Parisien responded, "Guilty with an explanation" to the charge of fleeing a police officer. Parisien has not raised any issues relative to this response, or the issue of whether or not the county court satisfied itself that there was a factual basis for the plea pursuant to Rule 11(e). E.g. Kaiser v. State, 417 N.W.2d 175 (N.D.1987). However, the record includes evidence of the county court's diligent effort to determine whether or not there was a factual basis for the plea and we believe that there was such a basis. Testimony concerning the offenses was provided by Rolette County Deputy Sheriff Don Berg and the defendant. Officer Berg testified that he was called to assist in the pursuit of Perisien on September 15, 1990. Officer Berg testified that he drove approximately twenty feet behind the defendant, with his top lights and siren activated, for about two miles. At times the two vehicles were traveling at least seventy miles per hour. The defendant testified in part:
"Well I was explaining about that chase there I wasn'tI told you I didn't see the cop until I seen the two police officers. There was two cars parked on number 5. I didn't see the officer following me from Dunseith to ah where these two officers were parked on the highway there. That's all I said, you didn't give me a chance to explain Monday. Then I knew they were chasing me after I left from there. I was already driving under suspension and fleeing, there was a cop behind me so I just kept going. [Emphasis added.]"
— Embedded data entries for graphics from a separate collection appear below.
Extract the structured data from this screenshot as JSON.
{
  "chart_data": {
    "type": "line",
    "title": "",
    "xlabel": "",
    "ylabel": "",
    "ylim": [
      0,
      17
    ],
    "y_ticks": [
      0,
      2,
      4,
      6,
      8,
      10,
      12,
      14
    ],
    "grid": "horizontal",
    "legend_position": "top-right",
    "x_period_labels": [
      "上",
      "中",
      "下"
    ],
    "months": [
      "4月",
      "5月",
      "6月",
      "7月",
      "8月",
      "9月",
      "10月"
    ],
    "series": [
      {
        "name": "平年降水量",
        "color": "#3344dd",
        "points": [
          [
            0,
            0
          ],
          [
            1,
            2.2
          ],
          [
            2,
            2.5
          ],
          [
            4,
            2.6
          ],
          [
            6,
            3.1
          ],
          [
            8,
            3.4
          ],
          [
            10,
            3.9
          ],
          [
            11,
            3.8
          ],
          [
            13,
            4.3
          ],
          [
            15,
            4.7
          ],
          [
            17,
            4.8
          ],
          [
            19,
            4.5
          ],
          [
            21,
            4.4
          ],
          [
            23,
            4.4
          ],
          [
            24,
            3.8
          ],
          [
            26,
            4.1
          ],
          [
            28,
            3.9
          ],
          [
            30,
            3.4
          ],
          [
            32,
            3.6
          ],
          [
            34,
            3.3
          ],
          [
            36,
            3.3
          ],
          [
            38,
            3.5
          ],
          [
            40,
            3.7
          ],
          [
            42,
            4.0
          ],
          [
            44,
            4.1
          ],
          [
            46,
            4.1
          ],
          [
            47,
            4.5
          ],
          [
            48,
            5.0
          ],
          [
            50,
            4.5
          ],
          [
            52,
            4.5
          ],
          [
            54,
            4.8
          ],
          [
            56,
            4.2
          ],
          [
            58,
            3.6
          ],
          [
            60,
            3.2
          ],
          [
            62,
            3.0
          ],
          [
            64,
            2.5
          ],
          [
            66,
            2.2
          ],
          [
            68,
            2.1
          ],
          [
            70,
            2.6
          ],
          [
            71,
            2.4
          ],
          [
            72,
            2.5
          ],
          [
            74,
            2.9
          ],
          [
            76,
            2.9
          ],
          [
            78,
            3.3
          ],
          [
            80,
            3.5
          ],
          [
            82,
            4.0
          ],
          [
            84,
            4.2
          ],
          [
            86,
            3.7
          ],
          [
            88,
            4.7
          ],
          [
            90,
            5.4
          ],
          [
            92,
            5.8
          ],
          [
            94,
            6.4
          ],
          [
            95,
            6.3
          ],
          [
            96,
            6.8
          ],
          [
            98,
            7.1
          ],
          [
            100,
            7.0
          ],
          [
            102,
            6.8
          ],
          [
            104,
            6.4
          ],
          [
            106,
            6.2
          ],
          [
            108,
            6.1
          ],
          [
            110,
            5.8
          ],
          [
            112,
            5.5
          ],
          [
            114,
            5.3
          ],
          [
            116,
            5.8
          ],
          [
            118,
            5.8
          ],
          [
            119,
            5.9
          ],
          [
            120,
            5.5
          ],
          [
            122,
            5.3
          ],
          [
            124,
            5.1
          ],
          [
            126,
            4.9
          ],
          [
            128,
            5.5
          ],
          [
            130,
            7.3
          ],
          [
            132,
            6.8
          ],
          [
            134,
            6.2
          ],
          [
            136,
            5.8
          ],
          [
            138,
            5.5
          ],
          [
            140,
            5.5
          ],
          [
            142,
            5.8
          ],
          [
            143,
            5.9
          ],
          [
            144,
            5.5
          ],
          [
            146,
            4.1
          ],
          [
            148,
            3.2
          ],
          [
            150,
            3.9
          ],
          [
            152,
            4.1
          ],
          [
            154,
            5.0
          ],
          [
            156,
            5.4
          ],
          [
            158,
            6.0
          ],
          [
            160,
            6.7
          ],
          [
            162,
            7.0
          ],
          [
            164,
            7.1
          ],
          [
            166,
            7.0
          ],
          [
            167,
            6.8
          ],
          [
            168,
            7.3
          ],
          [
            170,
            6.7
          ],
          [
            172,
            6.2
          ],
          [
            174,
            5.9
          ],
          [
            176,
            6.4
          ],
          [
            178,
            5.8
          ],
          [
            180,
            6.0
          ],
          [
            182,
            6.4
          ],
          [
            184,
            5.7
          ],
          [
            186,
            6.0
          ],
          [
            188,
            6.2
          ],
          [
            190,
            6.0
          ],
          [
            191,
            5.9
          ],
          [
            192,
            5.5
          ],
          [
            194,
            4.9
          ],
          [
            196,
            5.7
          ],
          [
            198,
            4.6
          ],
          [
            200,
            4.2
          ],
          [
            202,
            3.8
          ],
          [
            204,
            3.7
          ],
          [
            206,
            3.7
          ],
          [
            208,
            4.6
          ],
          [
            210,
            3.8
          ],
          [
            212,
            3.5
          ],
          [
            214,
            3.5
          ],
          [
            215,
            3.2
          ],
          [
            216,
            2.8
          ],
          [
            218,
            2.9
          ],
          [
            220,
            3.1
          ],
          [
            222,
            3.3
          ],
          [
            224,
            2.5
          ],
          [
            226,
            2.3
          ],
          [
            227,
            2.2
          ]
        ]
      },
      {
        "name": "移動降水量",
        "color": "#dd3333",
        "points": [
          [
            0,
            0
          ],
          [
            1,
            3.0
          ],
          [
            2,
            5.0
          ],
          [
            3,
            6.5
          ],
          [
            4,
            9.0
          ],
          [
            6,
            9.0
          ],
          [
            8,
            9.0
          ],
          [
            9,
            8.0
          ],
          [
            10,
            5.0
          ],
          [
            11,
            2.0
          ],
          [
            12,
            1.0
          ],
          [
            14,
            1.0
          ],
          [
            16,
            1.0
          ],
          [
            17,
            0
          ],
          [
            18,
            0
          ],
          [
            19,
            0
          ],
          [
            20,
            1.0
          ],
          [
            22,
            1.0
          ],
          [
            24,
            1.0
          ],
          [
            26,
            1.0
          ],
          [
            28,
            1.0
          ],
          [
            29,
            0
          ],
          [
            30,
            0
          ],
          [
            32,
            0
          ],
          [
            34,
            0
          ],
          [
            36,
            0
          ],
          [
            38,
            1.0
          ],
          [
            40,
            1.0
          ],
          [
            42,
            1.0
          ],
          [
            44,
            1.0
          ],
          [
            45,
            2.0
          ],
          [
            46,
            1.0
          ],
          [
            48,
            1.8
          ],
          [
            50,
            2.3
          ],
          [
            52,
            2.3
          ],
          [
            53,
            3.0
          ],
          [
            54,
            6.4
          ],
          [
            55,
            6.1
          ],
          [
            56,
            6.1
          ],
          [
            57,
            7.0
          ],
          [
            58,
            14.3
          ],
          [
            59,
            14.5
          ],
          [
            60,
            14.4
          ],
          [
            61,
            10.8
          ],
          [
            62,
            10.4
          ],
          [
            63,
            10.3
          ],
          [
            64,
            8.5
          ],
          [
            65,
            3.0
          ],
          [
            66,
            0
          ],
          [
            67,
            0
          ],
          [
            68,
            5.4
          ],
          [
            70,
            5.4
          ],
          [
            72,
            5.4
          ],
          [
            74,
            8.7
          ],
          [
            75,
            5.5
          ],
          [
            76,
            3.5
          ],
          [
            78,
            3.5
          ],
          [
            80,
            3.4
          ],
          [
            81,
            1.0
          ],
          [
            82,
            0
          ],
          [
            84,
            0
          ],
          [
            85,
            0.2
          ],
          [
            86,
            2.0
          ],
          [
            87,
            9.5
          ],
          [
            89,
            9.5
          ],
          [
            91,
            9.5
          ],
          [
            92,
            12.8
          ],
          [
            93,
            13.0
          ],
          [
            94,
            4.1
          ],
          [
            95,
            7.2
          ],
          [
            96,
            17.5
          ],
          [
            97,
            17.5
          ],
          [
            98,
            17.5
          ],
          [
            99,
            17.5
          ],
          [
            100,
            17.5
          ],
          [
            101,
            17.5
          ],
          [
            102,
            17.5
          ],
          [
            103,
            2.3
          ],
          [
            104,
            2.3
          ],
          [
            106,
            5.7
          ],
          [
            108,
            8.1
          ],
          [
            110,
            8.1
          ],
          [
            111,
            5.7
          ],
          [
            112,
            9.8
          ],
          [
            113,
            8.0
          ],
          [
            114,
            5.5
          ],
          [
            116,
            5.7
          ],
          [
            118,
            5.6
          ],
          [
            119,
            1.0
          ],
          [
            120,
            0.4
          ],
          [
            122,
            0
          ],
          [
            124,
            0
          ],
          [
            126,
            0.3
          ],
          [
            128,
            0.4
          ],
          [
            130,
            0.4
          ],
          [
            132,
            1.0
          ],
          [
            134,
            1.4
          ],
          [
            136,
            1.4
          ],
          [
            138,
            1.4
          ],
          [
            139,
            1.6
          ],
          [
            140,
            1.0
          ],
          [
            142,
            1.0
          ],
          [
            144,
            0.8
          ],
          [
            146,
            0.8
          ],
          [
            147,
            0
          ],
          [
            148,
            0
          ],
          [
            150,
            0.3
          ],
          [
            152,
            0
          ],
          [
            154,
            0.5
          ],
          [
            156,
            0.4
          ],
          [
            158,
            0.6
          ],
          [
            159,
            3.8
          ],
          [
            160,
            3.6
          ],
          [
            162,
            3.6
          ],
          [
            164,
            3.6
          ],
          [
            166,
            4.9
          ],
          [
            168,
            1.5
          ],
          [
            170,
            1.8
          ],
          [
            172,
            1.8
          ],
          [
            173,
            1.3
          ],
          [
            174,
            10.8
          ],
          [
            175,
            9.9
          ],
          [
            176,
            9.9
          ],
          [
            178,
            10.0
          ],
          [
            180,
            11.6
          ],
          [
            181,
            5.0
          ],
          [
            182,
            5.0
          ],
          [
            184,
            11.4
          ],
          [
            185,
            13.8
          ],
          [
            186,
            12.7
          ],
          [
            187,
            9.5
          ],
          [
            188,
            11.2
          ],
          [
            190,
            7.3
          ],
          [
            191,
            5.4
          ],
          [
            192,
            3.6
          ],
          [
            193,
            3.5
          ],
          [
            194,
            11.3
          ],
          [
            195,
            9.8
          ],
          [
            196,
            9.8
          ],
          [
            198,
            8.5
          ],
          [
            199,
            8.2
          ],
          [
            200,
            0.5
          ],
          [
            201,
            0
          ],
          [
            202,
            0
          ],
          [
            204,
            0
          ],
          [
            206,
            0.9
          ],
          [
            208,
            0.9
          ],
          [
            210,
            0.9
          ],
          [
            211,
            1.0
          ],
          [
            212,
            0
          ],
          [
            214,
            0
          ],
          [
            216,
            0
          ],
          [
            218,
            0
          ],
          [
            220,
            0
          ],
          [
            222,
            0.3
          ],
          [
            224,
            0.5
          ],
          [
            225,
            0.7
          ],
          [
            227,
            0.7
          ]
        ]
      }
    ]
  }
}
[3] In State v. Mortrud, 312 N.W.2d 354, 356 (N.D. 1981), this Court said:
"The standards for determining whether or not a plea is knowing and voluntary were set out in State v. Gilley, 289 N.W.2d 238, 241 (N.D.1980). The defendant is in a position to make a free and rational choice among alternative courses of action open to him if he has:
(1) Adequate representation by counsel, and
(2) He has been made aware of the consequences of his guilty plea."
After reviewing State v. Gilley, we are convinced that our decision in that case was not intended to establish a single rule for determining when a plea is entered knowingly and voluntarily, but instead, it is merely one example of when a determination of a knowing and voluntary plea can be made. 289 N.W.2d 238, 241 (N.D.1980).
[4] It is not clear to us whether or not the defendant attempted to avail himself of the procedures for the withdrawal of his plea pursuant to Rule 32(d). However, since the county court seems to have denied such a motion, we have considered the issues on appeal.
[5] Section 12-51-09, N.D.C.C., reads:
"12-51-09. Warden may transfer persons from state farm to penitentiary or from penitentiary to state farm. When the warden, either at the time of commitment or at any time thereafter, determines that for purposes of safety of other inmates or of the general public or for the purpose of discipline or medical care it is necessary or proper that any person committed to the state farm should be transferred to the state penitentiary, such transfer may be made for such period as the warden deems proper. Where a person who has been committed to the state farm interferes with the operation of the farm, or with the welfare or safety of others, and where in the judgment of the warden the best interests of such person or the best interests and welfare of other persons committed to the farm so require, the warden may direct that such person be removed from the farm and placed in the penitentiary. The warden also may direct that persons who have been sentenced to the penitentiary be transferred to the farm, when such action seems desirable and for the best interests of the person so transferred and in no manner detrimental to the welfare of other persons who have been committed to said farm. The warden may cause persons committed to the said farm to be assigned for work incident to the operations of the penitentiary or of any other institution or facility under the control of the warden."